Das Vorgehen gegen die SAV hat Befürchtungen geweckt, es solle
allgemein Stimmung gegen Mitglieder gemacht werden, die aus Parteien links von der SPD kommen, weil diese Parteien eine Konkurrenz
für die WASG seien. Die Befürchtung wird auch dadurch genährt, dass Vertraute des Bundesvorstands gegenüber der
nicht informierten Mitgliedschaft den Eindruck erweckt haben, die Kritiker wollten fundamental andere politische Ziele durchsetzen, sie
würden die politische Plattform der WASG missbrauchen, um andere politische Richtungen, die nicht mit ihren Zielen kompatibel sind,
durchzusetzen.
Dieser Angriff wurde zurückgewiesen; die Kritiker bestehen darauf, dass
es sich hier um Differenzen über Fragen der innerorganisatorischen Demokratie handelt. Das ist allerdings auch eine politische Frage.
Inzwischen verweisen Mitglieder des Bundesvorstands darauf, es gebe innerhalb der WASG »zwei verschiedene politische Kulturen«,
eine mehr geprägt durch die traditionelle Arbeiterbewegung, die andere mehr geprägt durch die neuen sozialen Bewegungen. Dieser
Konflikt könne nur politisch gelöst werden, nicht administrativ.

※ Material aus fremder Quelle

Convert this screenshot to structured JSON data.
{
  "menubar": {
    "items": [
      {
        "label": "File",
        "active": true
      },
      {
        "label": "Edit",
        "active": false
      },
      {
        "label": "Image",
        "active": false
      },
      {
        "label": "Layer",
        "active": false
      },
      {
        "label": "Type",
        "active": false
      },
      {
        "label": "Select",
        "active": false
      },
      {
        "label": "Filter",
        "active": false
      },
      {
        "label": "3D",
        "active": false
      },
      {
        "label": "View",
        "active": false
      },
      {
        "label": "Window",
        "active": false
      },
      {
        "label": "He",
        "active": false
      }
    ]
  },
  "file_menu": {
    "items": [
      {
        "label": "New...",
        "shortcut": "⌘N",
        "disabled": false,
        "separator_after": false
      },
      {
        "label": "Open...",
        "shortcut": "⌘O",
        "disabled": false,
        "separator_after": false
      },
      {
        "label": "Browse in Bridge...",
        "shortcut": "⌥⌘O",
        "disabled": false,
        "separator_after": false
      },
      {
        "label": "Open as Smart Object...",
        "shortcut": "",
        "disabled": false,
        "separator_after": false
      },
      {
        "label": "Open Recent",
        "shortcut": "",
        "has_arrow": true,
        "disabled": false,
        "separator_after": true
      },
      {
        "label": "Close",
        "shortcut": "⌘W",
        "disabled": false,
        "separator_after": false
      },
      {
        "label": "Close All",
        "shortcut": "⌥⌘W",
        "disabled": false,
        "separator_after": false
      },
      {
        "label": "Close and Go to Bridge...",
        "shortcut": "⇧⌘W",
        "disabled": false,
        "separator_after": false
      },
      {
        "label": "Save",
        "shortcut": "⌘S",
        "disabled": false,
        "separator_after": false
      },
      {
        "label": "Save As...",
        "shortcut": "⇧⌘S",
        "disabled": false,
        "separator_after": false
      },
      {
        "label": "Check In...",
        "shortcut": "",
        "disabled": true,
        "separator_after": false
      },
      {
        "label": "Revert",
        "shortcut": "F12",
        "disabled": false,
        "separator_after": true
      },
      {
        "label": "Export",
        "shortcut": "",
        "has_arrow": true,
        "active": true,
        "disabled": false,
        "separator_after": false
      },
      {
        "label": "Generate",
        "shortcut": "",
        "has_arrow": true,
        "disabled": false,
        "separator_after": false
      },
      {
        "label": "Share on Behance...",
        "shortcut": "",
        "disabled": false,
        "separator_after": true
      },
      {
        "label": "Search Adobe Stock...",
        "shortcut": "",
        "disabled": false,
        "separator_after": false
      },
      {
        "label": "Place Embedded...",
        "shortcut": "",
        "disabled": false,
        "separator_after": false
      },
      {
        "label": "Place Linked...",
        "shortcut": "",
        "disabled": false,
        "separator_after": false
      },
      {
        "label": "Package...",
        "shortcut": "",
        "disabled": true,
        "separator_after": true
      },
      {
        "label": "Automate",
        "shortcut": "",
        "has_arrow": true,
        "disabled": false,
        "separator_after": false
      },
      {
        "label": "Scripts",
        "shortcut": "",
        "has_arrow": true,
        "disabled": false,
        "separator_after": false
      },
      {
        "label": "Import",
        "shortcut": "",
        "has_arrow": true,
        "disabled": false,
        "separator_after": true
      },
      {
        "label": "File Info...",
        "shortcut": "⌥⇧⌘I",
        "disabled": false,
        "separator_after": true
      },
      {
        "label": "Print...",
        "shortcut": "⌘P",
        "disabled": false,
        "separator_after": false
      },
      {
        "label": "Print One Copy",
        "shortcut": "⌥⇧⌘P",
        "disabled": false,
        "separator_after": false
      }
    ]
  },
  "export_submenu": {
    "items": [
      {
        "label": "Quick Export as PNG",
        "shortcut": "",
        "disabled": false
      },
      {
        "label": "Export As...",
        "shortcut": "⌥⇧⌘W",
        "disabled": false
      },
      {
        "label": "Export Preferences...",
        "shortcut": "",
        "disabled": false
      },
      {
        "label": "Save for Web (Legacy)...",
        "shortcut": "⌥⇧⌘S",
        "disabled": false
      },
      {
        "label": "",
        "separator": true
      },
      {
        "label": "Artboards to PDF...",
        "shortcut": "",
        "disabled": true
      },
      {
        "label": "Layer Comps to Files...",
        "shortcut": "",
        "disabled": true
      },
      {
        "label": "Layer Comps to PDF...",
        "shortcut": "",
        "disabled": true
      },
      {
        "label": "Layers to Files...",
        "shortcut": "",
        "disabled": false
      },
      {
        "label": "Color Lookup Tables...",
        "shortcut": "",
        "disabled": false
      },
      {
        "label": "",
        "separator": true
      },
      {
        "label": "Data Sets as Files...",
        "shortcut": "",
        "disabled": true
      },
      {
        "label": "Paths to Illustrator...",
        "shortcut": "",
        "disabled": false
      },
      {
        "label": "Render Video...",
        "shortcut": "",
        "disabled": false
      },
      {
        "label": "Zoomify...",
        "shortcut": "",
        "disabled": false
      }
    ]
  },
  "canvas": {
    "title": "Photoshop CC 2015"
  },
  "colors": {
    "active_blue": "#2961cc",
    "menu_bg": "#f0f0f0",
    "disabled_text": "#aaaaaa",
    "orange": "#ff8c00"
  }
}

Was die Landespolitik betrifft, sind allerdings auch hier nicht alle strittigen Punkte
ausgeräumt. Die Linken machen sich dafür stark, dass die WASG als Teil der sozialen Bewegungen aufgebaut wird, nicht als
Wahlverein. Auch sie wollen ab sofort Landespolitik machen, sie wollen die Wahlbündnisse, die zu den Kommunalwahlen angetreten sind,
für ein gemeinsames Bündnis zu den Landtagswahlen ansprechen, und sie lehnen eine Koalition mit den Sozialräubern ab.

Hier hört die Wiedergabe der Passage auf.